Using Google Chrome browser to test the cross-domain call interface, an error is reported in the following figure:
Access to XMLHttpRequest at 'http://192.168.50.227:9200/' from origin 'http://www.xxx.com' has been blocked by CORS policy: The request client is not a secure context and the resource is in more-private address space `private`. solution
Enter the following in the browser navigation bar:
Block insecure private network requests. Prohibition, that is, cultivationdisabledRestart your browser.

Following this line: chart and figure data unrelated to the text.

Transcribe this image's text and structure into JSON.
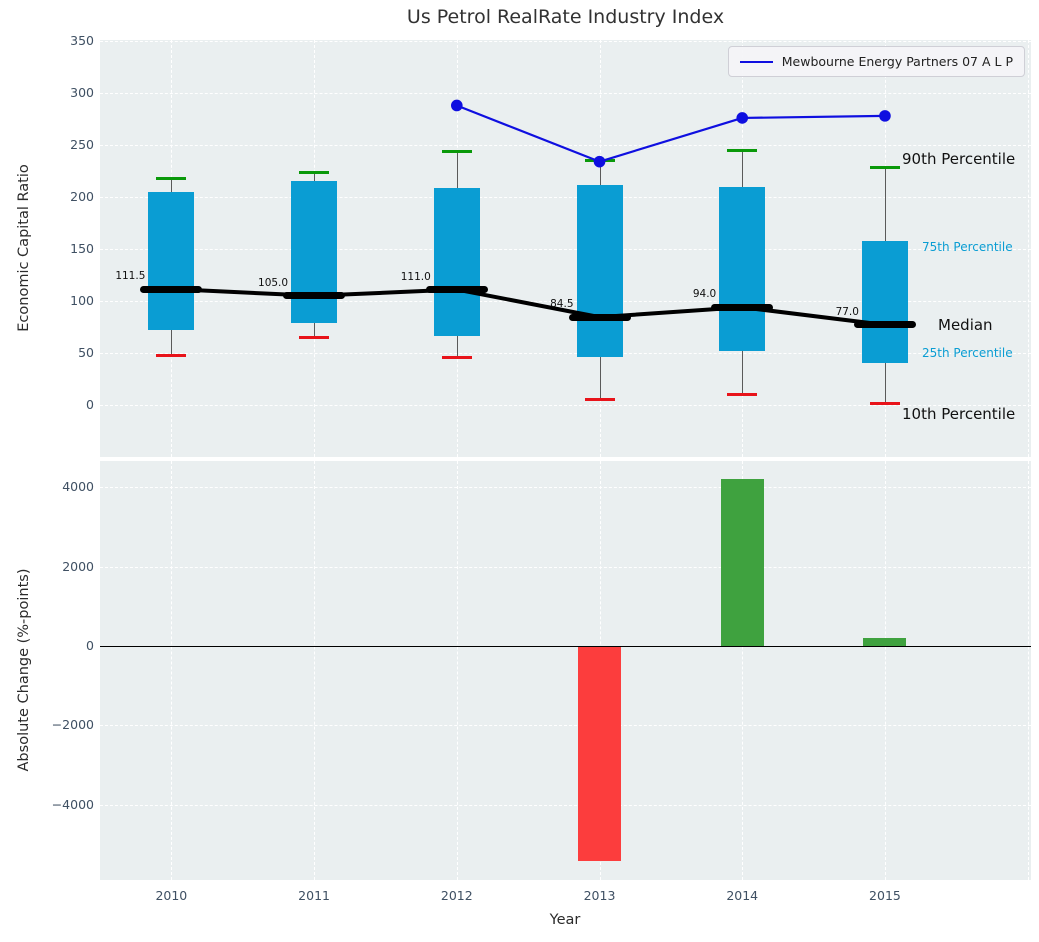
{
  "title": "Us Petrol RealRate Industry Index",
  "legend": {
    "label": "Mewbourne Energy Partners 07 A L P"
  },
  "colors": {
    "box_fill": "#0a9dd3",
    "cap_high": "#0a990a",
    "cap_low": "#e8131a",
    "median": "#000000",
    "line": "#0f0fe0",
    "bar_positive": "#3fa23f",
    "bar_negative": "#fc3d3d",
    "axes_bg": "#eaeff0",
    "grid": "#ffffff",
    "tick": "#3f5063",
    "title": "#323232"
  },
  "chart_data": [
    {
      "type": "box",
      "title": "Us Petrol RealRate Industry Index",
      "ylabel": "Economic Capital Ratio",
      "categories": [
        "2010",
        "2011",
        "2012",
        "2013",
        "2014",
        "2015"
      ],
      "yticks": [
        0,
        50,
        100,
        150,
        200,
        250,
        300,
        350
      ],
      "ylim": [
        -50,
        350
      ],
      "grid": true,
      "legend_position": "upper right",
      "percentiles": {
        "p10": [
          48,
          65,
          46,
          5,
          10,
          1
        ],
        "p25": [
          72,
          79,
          66,
          46,
          52,
          40
        ],
        "median": [
          111.5,
          105.0,
          111.0,
          84.5,
          94.0,
          77.0
        ],
        "p75": [
          205,
          215,
          209,
          212,
          210,
          158
        ],
        "p90": [
          218,
          224,
          244,
          235,
          245,
          228
        ]
      },
      "median_labels": [
        "111.5",
        "105.0",
        "111.0",
        "84.5",
        "94.0",
        "77.0"
      ],
      "series": [
        {
          "name": "Mewbourne Energy Partners 07 A L P",
          "values": [
            null,
            null,
            288,
            234,
            276,
            278
          ]
        }
      ],
      "annotations": [
        {
          "text": "90th Percentile",
          "color": "#111111",
          "size": 15,
          "x": 802,
          "y": 119
        },
        {
          "text": "75th Percentile",
          "color": "#0a9dd3",
          "size": 12,
          "x": 822,
          "y": 207
        },
        {
          "text": "Median",
          "color": "#111111",
          "size": 15,
          "x": 838,
          "y": 285
        },
        {
          "text": "25th Percentile",
          "color": "#0a9dd3",
          "size": 12,
          "x": 822,
          "y": 313
        },
        {
          "text": "10th Percentile",
          "color": "#111111",
          "size": 15,
          "x": 802,
          "y": 374
        }
      ]
    },
    {
      "type": "bar",
      "ylabel": "Absolute Change (%-points)",
      "xlabel": "Year",
      "categories": [
        "2010",
        "2011",
        "2012",
        "2013",
        "2014",
        "2015"
      ],
      "values": [
        null,
        null,
        null,
        -5400,
        4200,
        200
      ],
      "yticks": [
        4000,
        2000,
        0,
        -2000,
        -4000
      ],
      "ylim": [
        -5900,
        4650
      ],
      "grid": true
    }
  ]
}
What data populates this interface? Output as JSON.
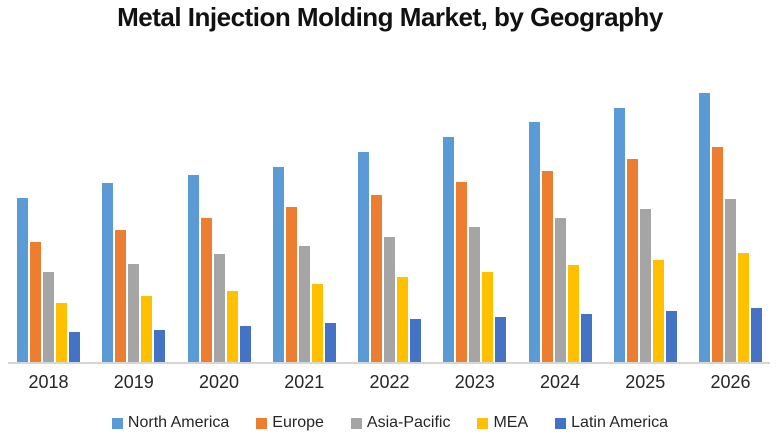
{
  "chart_data": {
    "type": "bar",
    "title": "Metal Injection Molding Market, by Geography",
    "categories": [
      "2018",
      "2019",
      "2020",
      "2021",
      "2022",
      "2023",
      "2024",
      "2025",
      "2026"
    ],
    "series": [
      {
        "name": "North America",
        "color": "#5B9BD5",
        "values": [
          164,
          179,
          187,
          195,
          210,
          225,
          240,
          254,
          269
        ]
      },
      {
        "name": "Europe",
        "color": "#ED7D31",
        "values": [
          120,
          132,
          144,
          155,
          167,
          180,
          191,
          203,
          215
        ]
      },
      {
        "name": "Asia-Pacific",
        "color": "#A5A5A5",
        "values": [
          90,
          98,
          108,
          116,
          125,
          135,
          144,
          153,
          163
        ]
      },
      {
        "name": "MEA",
        "color": "#FFC000",
        "values": [
          59,
          66,
          71,
          78,
          85,
          90,
          97,
          102,
          109
        ]
      },
      {
        "name": "Latin America",
        "color": "#4472C4",
        "values": [
          30,
          32,
          36,
          39,
          43,
          45,
          48,
          51,
          54
        ]
      }
    ],
    "ylim": [
      0,
      300
    ],
    "xlabel": "",
    "ylabel": "",
    "y_axis_visible": false,
    "gridlines": false,
    "legend_position": "bottom",
    "axis_line_color": "#D6D6D6",
    "text_color": "#262626",
    "title_color": "#111111",
    "background_color": "#FFFFFF"
  }
}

Prevents non-secure contexts from making sub-resource requests to more-private IP addresses. An IP address IP1 is more private than IP2 if 1) IP1 is localhost and IP2 is not, or 2) IP1 is private and IP2 is public. This is a first step towards full enforcement of CORS-RFC1918:https://wicg.github.io/cors-rfc1918– Mac, Windows, Linux, Chrome OS, Android
Prevent non-security contexts from making subresource requests to more dedicated IP addresses. If 1) IP1 is localhost and IP2 is not, or 2) IP1 is private and IP2 is public, then the IP address IP1 is more private than IP2. This is the first step in the full implementation of CORS-RFC1918:https://wicg.github.io/cors-rfc1918– Mac, Windows, Linux, Chrome OS, Android
My own understanding: The purpose of Google Chrome may be for security reasons, in order to prevent access to some external websites directly traversing the host that scans the LAN, if some servers installed on the LAN install some services that are vulnerable and allow cross-domain access, so that external websites can attack vulnerable services on the LAN through vulnerabilities.